This topic describes how to export SQL execution results in MaxCompute.

Note This topic provides examples based on Alibaba Cloud MaxCompute SDK for Java.

Overview

You can use the following methods to export the execution results of SQL statements:
  • If the amount of data is small, use SQLTask to obtain all query results.
  • If you want to export the query results of a table or a partition, use Tunnel.
  • If the SQL statements are complex, use Tunnel and SQLTask to export the query results.
  • Use DataWorks to execute SQL statements, synchronize data, perform timed scheduling, and configure task dependencies.
  • Use the open source tool DataX to export data from MaxCompute to specified destination data sources.

Use SQLTask to export data

SQLTask uses Alibaba Cloud MaxCompute SDK to call SQLTask.getResult(i) to execute SQL statements and obtain the query results. For more information, see SQLTask.

When you use SQLTask, note the following rules:
  • SQLTask.getResult(i) is used to export the results of SELECT statements. You cannot use it to export the execution results of other MaxCompute SQL statements such as SHOW TABLES.
  • You can use READ_TABLE_MAX_ROW to specify the maximum number of data records that the SELECT statement returns to a client. For more information, see Specify project properties.
  • The SELECT statement returns a maximum of 10,000 data records to a client.

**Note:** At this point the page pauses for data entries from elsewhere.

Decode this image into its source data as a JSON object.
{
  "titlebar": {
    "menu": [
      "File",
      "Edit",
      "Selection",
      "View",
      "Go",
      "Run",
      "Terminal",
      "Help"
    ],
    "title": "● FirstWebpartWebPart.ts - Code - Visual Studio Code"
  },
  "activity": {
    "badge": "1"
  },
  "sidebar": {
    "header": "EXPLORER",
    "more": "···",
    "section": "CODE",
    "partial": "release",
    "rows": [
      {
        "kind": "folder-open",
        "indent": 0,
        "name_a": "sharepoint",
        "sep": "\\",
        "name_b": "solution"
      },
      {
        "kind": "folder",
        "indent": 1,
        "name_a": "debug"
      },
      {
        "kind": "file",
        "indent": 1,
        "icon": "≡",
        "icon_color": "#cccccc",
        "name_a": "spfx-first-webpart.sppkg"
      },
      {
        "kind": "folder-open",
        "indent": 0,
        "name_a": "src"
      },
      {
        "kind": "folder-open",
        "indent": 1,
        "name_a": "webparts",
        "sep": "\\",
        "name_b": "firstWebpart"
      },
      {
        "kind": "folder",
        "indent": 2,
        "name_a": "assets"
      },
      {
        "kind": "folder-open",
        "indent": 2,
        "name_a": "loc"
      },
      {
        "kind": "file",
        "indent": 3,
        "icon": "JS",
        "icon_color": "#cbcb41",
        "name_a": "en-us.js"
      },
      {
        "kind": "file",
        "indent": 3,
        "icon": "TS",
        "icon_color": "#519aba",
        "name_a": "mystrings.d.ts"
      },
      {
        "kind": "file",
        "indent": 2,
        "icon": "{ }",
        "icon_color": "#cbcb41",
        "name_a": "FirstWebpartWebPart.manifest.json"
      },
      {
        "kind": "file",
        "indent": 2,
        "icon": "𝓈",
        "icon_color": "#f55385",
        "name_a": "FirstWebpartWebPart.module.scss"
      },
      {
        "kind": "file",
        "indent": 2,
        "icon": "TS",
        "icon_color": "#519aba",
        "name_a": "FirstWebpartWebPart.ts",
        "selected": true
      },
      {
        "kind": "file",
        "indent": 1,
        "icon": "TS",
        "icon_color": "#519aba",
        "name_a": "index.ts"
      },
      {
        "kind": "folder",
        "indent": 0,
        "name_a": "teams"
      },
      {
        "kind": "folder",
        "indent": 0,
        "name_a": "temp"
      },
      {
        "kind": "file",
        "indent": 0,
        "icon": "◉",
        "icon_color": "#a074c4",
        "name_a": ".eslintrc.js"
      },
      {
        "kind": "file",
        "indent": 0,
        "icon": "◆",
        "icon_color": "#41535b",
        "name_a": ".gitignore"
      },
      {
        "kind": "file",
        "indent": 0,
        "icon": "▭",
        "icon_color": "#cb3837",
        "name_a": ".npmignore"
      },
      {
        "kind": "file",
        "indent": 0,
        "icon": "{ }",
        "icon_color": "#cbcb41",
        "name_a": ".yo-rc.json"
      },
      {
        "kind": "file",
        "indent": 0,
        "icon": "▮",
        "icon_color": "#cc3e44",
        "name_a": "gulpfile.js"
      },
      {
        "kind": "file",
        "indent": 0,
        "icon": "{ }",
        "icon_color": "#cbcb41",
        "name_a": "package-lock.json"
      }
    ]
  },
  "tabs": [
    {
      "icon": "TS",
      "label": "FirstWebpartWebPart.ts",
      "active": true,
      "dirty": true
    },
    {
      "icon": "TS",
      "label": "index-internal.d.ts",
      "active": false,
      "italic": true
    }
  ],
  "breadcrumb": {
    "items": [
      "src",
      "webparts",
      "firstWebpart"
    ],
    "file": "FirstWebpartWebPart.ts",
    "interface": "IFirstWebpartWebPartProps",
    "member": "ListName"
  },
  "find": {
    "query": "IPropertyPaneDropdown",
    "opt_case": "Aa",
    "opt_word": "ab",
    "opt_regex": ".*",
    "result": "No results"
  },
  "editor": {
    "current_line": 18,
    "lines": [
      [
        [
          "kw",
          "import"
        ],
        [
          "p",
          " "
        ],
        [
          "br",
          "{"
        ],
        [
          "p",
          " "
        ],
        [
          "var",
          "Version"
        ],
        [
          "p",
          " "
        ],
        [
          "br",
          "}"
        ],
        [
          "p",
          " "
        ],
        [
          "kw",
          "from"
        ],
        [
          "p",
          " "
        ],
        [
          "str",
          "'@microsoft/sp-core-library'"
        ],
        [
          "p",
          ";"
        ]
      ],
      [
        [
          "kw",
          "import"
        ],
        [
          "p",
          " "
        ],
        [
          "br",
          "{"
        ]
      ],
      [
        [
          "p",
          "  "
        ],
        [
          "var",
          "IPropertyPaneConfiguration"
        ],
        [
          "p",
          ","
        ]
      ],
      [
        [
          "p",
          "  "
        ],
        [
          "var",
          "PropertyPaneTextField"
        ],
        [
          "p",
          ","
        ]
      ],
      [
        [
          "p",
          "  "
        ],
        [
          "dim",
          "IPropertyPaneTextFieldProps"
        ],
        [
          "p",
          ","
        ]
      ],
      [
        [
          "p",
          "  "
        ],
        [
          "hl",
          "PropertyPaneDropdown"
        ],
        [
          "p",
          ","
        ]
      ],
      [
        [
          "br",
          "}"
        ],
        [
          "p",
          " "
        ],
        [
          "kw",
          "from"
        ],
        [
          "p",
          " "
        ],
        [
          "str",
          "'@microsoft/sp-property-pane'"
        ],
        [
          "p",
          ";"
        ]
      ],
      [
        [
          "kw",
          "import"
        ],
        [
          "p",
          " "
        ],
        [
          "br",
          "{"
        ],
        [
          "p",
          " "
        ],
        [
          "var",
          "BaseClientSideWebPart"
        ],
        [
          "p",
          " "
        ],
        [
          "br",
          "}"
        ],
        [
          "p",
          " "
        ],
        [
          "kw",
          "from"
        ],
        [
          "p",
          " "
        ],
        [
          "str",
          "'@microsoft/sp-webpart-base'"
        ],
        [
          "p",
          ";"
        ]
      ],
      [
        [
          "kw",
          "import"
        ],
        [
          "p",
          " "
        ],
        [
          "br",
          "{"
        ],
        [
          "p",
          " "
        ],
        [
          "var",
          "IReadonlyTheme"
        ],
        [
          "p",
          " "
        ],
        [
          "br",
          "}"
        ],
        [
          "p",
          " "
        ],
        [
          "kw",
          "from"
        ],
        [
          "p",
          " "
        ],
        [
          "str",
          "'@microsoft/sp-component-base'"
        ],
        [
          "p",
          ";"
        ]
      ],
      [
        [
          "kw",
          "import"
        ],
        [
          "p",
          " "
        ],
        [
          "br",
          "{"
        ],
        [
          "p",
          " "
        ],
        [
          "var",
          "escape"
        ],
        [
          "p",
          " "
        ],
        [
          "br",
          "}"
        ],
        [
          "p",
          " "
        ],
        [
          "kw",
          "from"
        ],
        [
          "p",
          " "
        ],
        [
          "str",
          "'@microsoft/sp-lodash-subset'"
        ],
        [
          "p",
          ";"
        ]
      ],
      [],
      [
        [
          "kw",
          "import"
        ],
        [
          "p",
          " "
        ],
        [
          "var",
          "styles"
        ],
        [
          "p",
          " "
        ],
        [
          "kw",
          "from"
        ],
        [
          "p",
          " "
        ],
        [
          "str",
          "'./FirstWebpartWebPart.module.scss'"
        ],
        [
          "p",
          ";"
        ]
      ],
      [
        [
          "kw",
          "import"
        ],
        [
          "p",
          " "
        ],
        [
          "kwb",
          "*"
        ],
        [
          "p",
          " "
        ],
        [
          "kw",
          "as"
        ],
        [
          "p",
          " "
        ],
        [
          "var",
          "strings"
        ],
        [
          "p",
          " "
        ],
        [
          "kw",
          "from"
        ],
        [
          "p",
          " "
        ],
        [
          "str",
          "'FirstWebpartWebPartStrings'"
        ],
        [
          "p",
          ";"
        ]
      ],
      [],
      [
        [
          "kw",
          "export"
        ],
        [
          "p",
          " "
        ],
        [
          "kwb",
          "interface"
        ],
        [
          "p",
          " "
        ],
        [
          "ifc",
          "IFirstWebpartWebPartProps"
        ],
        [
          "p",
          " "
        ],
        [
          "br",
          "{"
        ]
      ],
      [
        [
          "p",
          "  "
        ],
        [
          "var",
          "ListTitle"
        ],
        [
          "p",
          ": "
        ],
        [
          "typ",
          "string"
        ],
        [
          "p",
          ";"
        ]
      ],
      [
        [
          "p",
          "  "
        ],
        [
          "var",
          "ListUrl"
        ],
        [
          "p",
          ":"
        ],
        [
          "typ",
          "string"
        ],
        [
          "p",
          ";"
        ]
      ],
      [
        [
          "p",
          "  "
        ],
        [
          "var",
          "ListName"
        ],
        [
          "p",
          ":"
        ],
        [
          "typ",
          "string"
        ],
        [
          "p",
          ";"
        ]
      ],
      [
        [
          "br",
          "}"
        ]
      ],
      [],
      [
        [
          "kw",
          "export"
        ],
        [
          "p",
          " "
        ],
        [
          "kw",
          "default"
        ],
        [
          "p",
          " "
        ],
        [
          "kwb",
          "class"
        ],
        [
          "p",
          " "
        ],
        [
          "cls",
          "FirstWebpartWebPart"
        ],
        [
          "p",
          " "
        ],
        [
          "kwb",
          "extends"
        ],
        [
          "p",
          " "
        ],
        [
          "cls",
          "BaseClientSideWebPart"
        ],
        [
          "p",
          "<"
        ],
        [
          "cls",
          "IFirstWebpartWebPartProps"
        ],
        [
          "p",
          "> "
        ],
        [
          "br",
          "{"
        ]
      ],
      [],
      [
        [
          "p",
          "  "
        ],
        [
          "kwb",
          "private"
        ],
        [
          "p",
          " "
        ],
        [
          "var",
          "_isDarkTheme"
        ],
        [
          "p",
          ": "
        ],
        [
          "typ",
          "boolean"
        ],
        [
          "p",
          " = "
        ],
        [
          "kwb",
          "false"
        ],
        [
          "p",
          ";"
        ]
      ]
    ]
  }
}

You can execute the SELECT statement on a client such as SQLTask. This is equivalent to appending a LIMIT N clause to the SELECT statement.

    This rule does not apply if you execute the CREATE TABLE XX AS SELECT or INSERT INTO/OVERWRITE TABLE statement to solidify the results into a specified table.

Use Tunnel to export data

If a query returns all data of a table or a partition, you can use Tunnel to export the data. For more information, see Tunnel commands and MaxCompute Tunnel overview.

The following example shows how to run a Tunnel command to export data. If the Tunnel command cannot be used to export data, you can compile the Tunnel SDK to export data. For more information, see MaxCompute Tunnel overview.
tunnel d wc_out c:\wc_out.dat;
2016-12-16 19:32:08 - new session: 201612161932082d3c9b0a012f68e7 total lines: 3
2016-12-16 19:32:08 - file [0]: [0, 3), c:\wc_out.dat
downloading 3 records into 1 file
2016-12-16 19:32:08 - file [0] start
2016-12-16 19:32:08 - file [0] OK. total: 21 bytes
download OK

Use SQLTask and Tunnel to export data

SQLTask cannot be used to process more than 10,000 data records, whereas Tunnel can. These two methods complement each other. You can use SQLTask and Tunnel together to export more than 10,000 data records.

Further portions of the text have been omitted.